Tim Foljahn’s new album Songs for an Age of Extinction, out on Tuesday on Jennifer O’Connor’s Kiam Records label, is a masterpiece of gloomy, psychedelic retro rock. As the title implies, it’s about as far from optimism as you can get. Musically, like Rachelle Garniez (see yesterday), Foljahn looks back to other eras for his influences; swirling Pink Floyd grandeur, doomed Nick Cave neoromanticism, hushed gospel rapture and a dark rustic folk ambience that reminds of Swiss-based cult songwriter Bobby Vacant. Foljahn’s baritone voice is often hollow and haunted; when it’s not, the former Townes Van Zandt and Cat Power collaborator takes on a laconic country twang. Much as many of the arrangements are often ornate, they’re also terse: no wasted notes here. The lyrics are a litany of apocalyptic signs – it’s not clear whether the world ends because of nuclear war, Fukushima-style poisoning, global warming or all of the above. What is clear by the time the morbidly starlit, ten-minute closing instrumental comes around, building artfully from a minimalist light/dark dichotomy to an inescapable vortex, is that it’s gone for good.

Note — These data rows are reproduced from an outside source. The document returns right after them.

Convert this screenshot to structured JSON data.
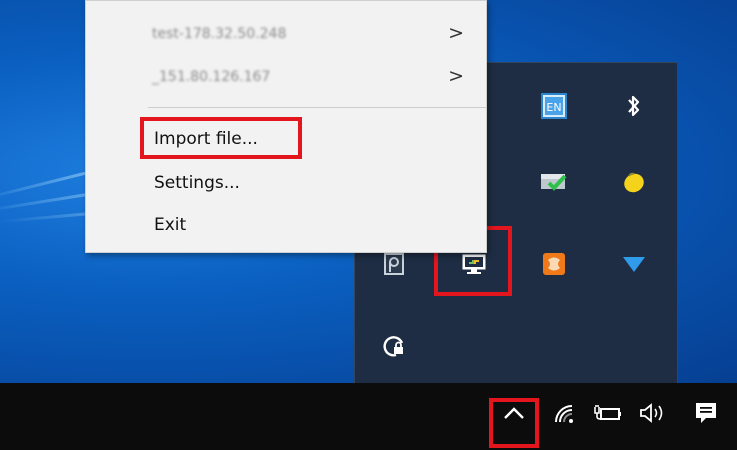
{
  "context_menu": {
    "items": [
      {
        "label": "test-178.32.50.248",
        "has_submenu": true,
        "blurred": true
      },
      {
        "label": "_151.80.126.167",
        "has_submenu": true,
        "blurred": true
      },
      {
        "label": "Import file...",
        "highlighted": true
      },
      {
        "label": "Settings..."
      },
      {
        "label": "Exit"
      }
    ],
    "submenu_glyph": ">"
  },
  "tray_overflow": {
    "icons": [
      "keyboard-layout-icon",
      "bluetooth-icon",
      "security-check-icon",
      "lemon-icon",
      "p-app-icon",
      "network-monitor-icon",
      "app-orange-icon",
      "blue-triangle-icon",
      "locked-circle-icon"
    ],
    "highlighted_icon": "network-monitor-icon"
  },
  "taskbar": {
    "icons": [
      "show-hidden-icons-chevron",
      "wifi-icon",
      "battery-icon",
      "volume-icon",
      "action-center-icon"
    ],
    "highlighted_icon": "show-hidden-icons-chevron"
  },
  "colors": {
    "highlight": "#e3151d",
    "menu_bg": "#f2f2f2",
    "tray_bg": "#1e2d44",
    "taskbar_bg": "#0c0c0c"
  }
}
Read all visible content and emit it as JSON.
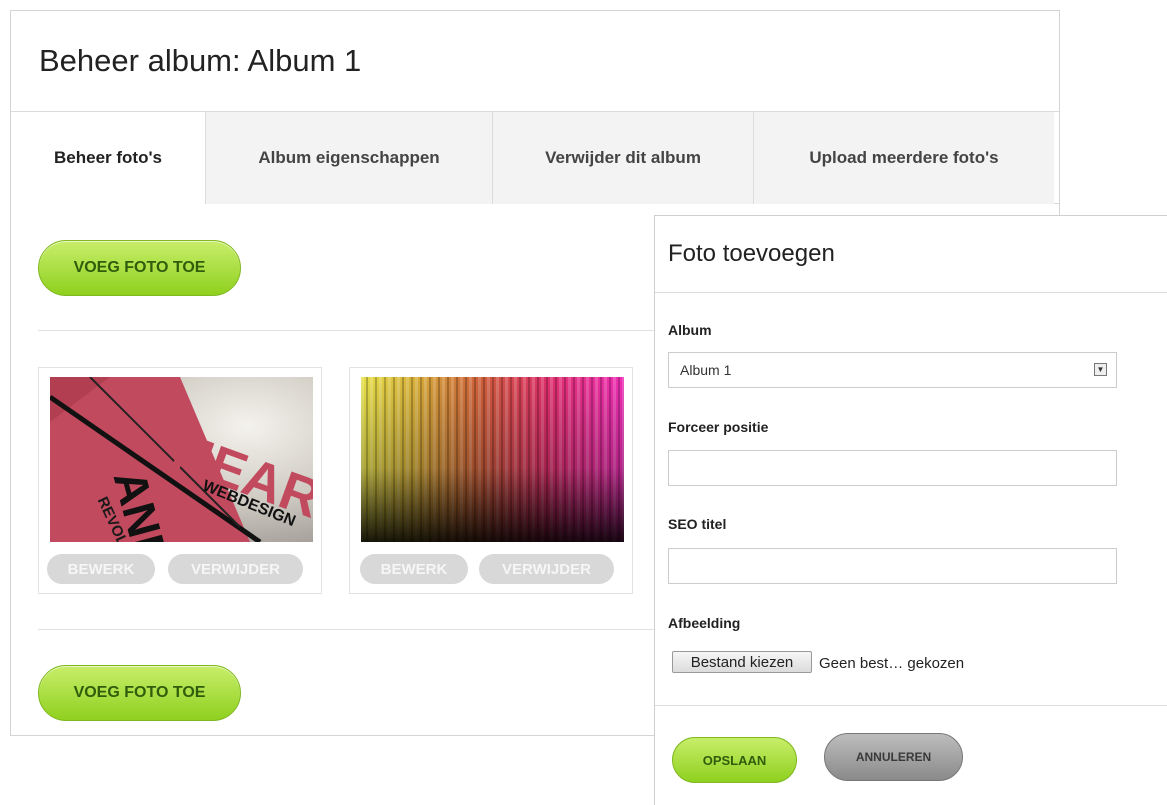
{
  "page": {
    "title": "Beheer album: Album 1"
  },
  "tabs": [
    {
      "label": "Beheer foto's",
      "active": true
    },
    {
      "label": "Album eigenschappen",
      "active": false
    },
    {
      "label": "Verwijder dit album",
      "active": false
    },
    {
      "label": "Upload meerdere foto's",
      "active": false
    }
  ],
  "actions": {
    "add_photo_label": "VOEG FOTO TOE"
  },
  "photos": [
    {
      "edit_label": "BEWERK",
      "delete_label": "VERWIJDER",
      "thumbnail_text": [
        "HEART",
        "AND",
        "WEBDESIGN",
        "REVOLUTION"
      ]
    },
    {
      "edit_label": "BEWERK",
      "delete_label": "VERWIJDER"
    }
  ],
  "dialog": {
    "title": "Foto toevoegen",
    "album_label": "Album",
    "album_value": "Album 1",
    "position_label": "Forceer positie",
    "position_value": "",
    "seo_label": "SEO titel",
    "seo_value": "",
    "image_label": "Afbeelding",
    "file_button": "Bestand kiezen",
    "file_status": "Geen best… gekozen",
    "save_label": "OPSLAAN",
    "cancel_label": "ANNULEREN"
  },
  "colors": {
    "accent_green": "#9ad62a",
    "button_text_green": "#2f5d0c",
    "pill_gray": "#d8d8d8"
  }
}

With its oscillating layers of sitar mingling with guitar, the hypnotic title track, which opens the album, draws a straight line back to George Harrison. “Dying trees stand shore to shore, animal lovers in their midst, we’re heading for your holy war,” Foljahn sings with a tired, stoic resignation. The second cut, All Fall Away is a doomed gospel tune with a gorgeously ominous, all-too-brief Wurlitzer organ solo. Faded gracefully blends Kirsten McCord’s cello with washes of Foljahn’s slide guitar for an ambience that’s part Atomheart Mother-era Floyd, part Richard Buckner, with an ending that simply and cruelly seals the deal. With its web of blues-tinged fingerpicked guitar, the dark folk War Song is the closest thing to Bobby Vacant here, building matter-of-factly to atmospheric ambience with slide guitar, nimble bass, violin and echoey Rhodes piano behind a forlorn soldier’s tale.

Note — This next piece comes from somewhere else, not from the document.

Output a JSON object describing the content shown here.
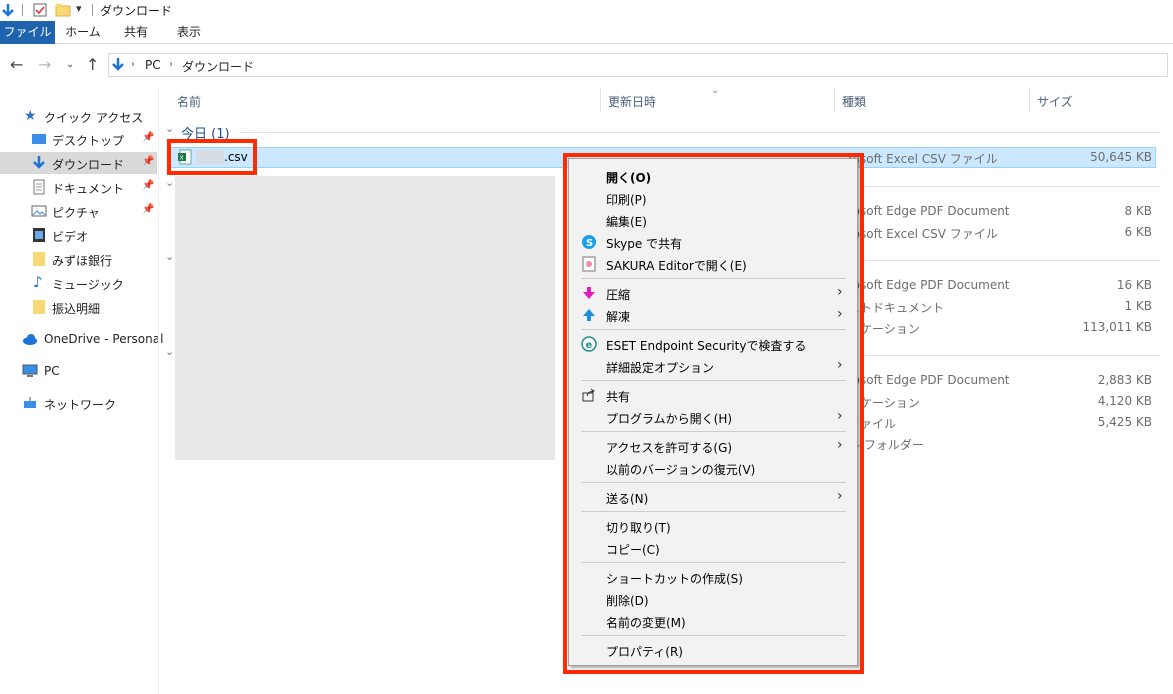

New Light hypnotically overlays two sets of lyrics in the same vein as David J’s Stop This City, a warmly bucolic scenario contrasting with an apocalyptic nightmare. The god in Foljahn’s God Song is strictly Old Testament: “I’m not gonna leave you a sign, and I’m not gonna leave you alive,” he announces while the band channels Country Joe & the Fish at their creepiest circa 1967. Foljahn’s stinging, reverb-toned acid blues licks against a macabre funeral organ dirge give this song a mighty, surreal wallop, setting up the deathly spacious sonics of the closing theme. Without question, this is one of the most haunting albums of recent years: let’s hope it turns out to be a cautionary tale rather than a prophecy. Foljahn, O’Connor and their bands are currently on tour, with a stop at Union Pool on March 4 with Amy Bezunartea and Kleenex Girl Wonder opening the show at 8.